Seeing the Forest through the Trees: Adaptive Local Exploration of Large Graphs
This addresses the challenge of meaningless visualizations in large graph exploration for users in data analysis, though it is incremental as it builds on existing local exploration approaches.
The paper tackles the problem of visualizing large graphs by proposing an adaptive local exploration method that helps users explore million-node graphs by showing only the most subjectively interesting neighbors, resulting in rankings that match user interests and linear scalability for very large graphs.

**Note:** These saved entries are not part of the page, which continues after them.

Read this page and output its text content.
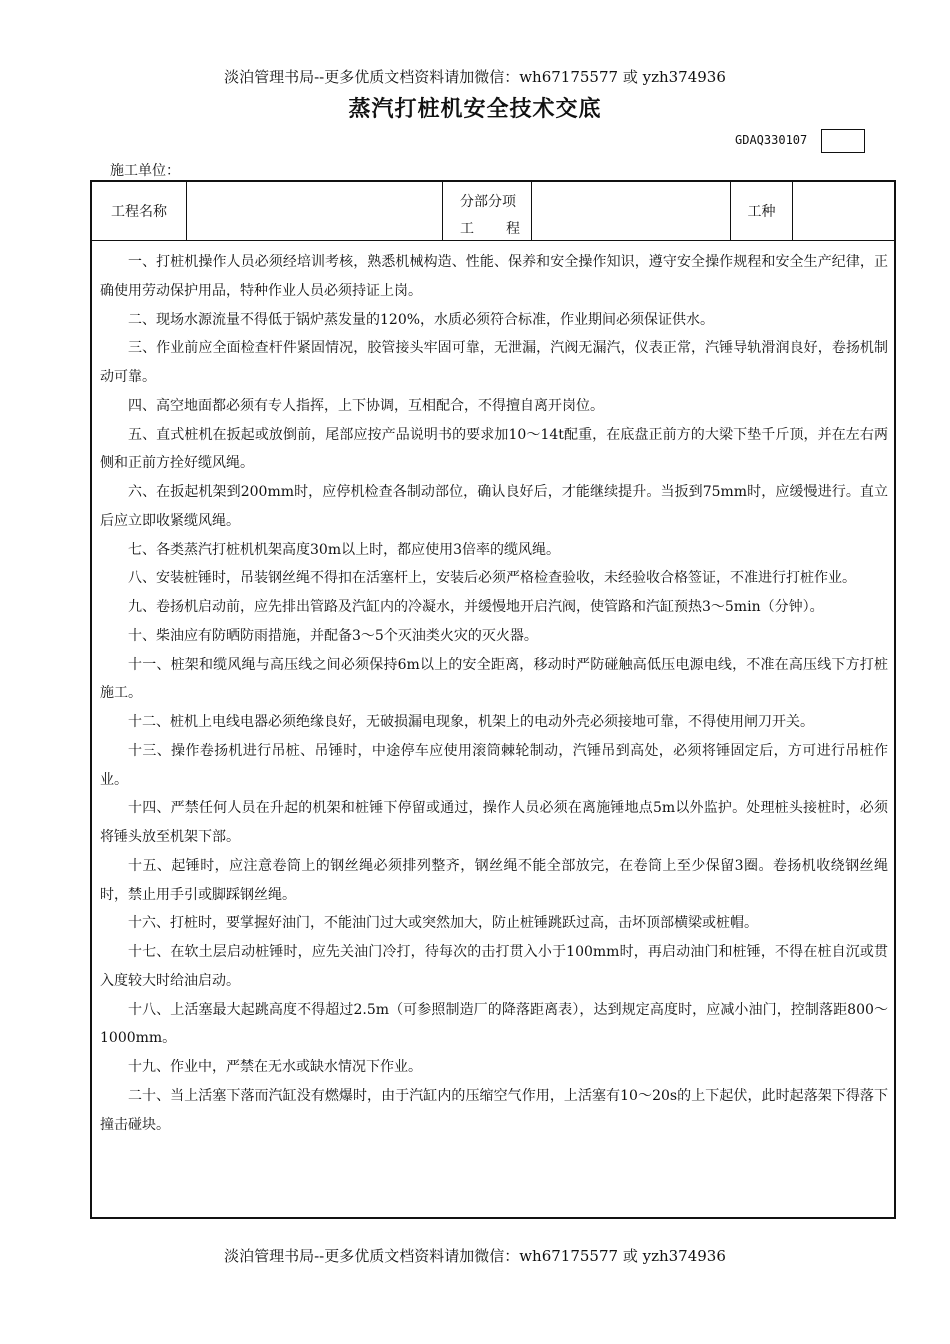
淡泊管理书局--更多优质文档资料请加微信：wh67175577 或 yzh374936
蒸汽打桩机安全技术交底
GDAQ330107
施工单位：
工程名称
分部分项
工 程
工种

一、打桩机操作人员必须经培训考核，熟悉机械构造、性能、保养和安全操作知识，遵守安全操作规程和安全生产纪律，正确使用劳动保护用品，特种作业人员必须持证上岗。

二、现场水源流量不得低于锅炉蒸发量的120%，水质必须符合标准，作业期间必须保证供水。

三、作业前应全面检查杆件紧固情况，胶管接头牢固可靠，无泄漏，汽阀无漏汽，仪表正常，汽锤导轨滑润良好，卷扬机制动可靠。

四、高空地面都必须有专人指挥，上下协调，互相配合，不得擅自离开岗位。

五、直式桩机在扳起或放倒前，尾部应按产品说明书的要求加10～14t配重，在底盘正前方的大梁下垫千斤顶，并在左右两侧和正前方拴好缆风绳。

六、在扳起机架到200mm时，应停机检查各制动部位，确认良好后，才能继续提升。当扳到75mm时，应缓慢进行。直立后应立即收紧缆风绳。

七、各类蒸汽打桩机机架高度30m以上时，都应使用3倍率的缆风绳。

八、安装桩锤时，吊装钢丝绳不得扣在活塞杆上，安装后必须严格检查验收，未经验收合格签证，不准进行打桩作业。

九、卷扬机启动前，应先排出管路及汽缸内的冷凝水，并缓慢地开启汽阀，使管路和汽缸预热3～5min（分钟）。

十、柴油应有防晒防雨措施，并配备3～5个灭油类火灾的灭火器。

十一、桩架和缆风绳与高压线之间必须保持6m以上的安全距离，移动时严防碰触高低压电源电线，不准在高压线下方打桩施工。

十二、桩机上电线电器必须绝缘良好，无破损漏电现象，机架上的电动外壳必须接地可靠，不得使用闸刀开关。

十三、操作卷扬机进行吊桩、吊锤时，中途停车应使用滚筒棘轮制动，汽锤吊到高处，必须将锤固定后，方可进行吊桩作业。

十四、严禁任何人员在升起的机架和桩锤下停留或通过，操作人员必须在离施锤地点5m以外监护。处理桩头接桩时，必须将锤头放至机架下部。

十五、起锤时，应注意卷筒上的钢丝绳必须排列整齐，钢丝绳不能全部放完，在卷筒上至少保留3圈。卷扬机收绕钢丝绳时，禁止用手引或脚踩钢丝绳。

十六、打桩时，要掌握好油门，不能油门过大或突然加大，防止桩锤跳跃过高，击坏顶部横梁或桩帽。

十七、在软土层启动桩锤时，应先关油门冷打，待每次的击打贯入小于100mm时，再启动油门和桩锤，不得在桩自沉或贯入度较大时给油启动。

十八、上活塞最大起跳高度不得超过2.5m（可参照制造厂的降落距离表），达到规定高度时，应减小油门，控制落距800～1000mm。

十九、作业中，严禁在无水或缺水情况下作业。

二十、当上活塞下落而汽缸没有燃爆时，由于汽缸内的压缩空气作用，上活塞有10～20s的上下起伏，此时起落架下得落下撞击碰块。

淡泊管理书局--更多优质文档资料请加微信：wh67175577 或 yzh374936
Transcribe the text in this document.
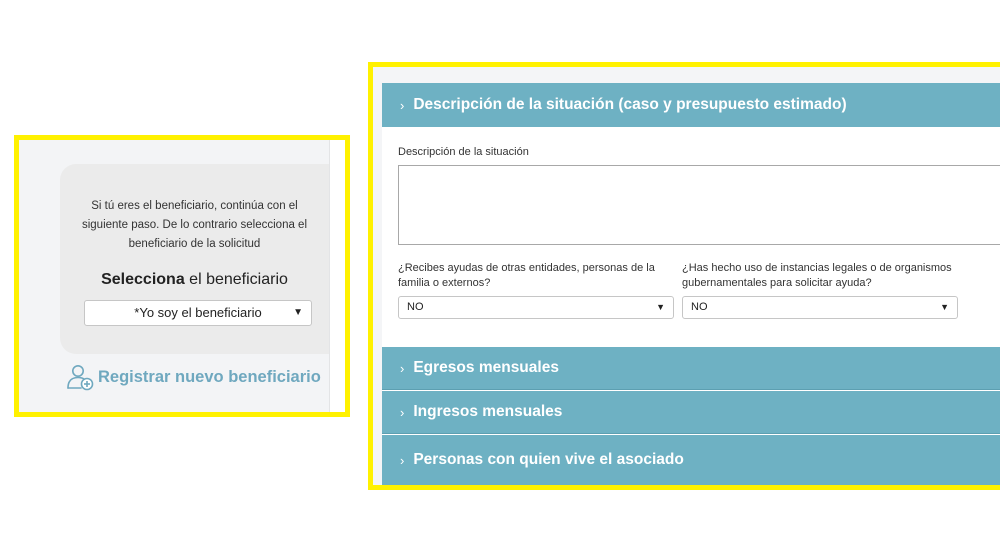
Si tú eres el beneficiario, continúa con el
siguiente paso. De lo contrario selecciona el
beneficiario de la solicitud
Selecciona el beneficiario
*Yo soy el beneficiario	▼
Registrar nuevo beneficiario
› Descripción de la situación (caso y presupuesto estimado)
Descripción de la situación
¿Recibes ayudas de otras entidades, personas de la familia o externos?
NO	▼
¿Has hecho uso de instancias legales o de organismos gubernamentales para solicitar ayuda?
NO	▼
› Egresos mensuales
› Ingresos mensuales
› Personas con quien vive el asociado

Visualization is a powerful paradigm for exploratory data analysis. Visualizing large graphs, however, often results in a meaningless hairball. In this paper, we propose a different approach that helps the user adaptively explore large million-node graphs from a local perspective. For nodes that the user investigates, we propose to only show the neighbors with the most subjectively interesting neighborhoods. We contribute novel ideas to measure this interestingness in terms of how surprising a neighborhood is given the background distribution, as well as how well it fits the nodes the user chose to explore. We introduce FACETS, a fast and scalable method for visually exploring large graphs. By implementing our above ideas, it allows users to look into the forest through its trees. Empirical evaluation shows that our method works very well in practice, providing rankings of nodes that match interests of users. Moreover, as it scales linearly, FACETS is suited for the exploration of very large graphs.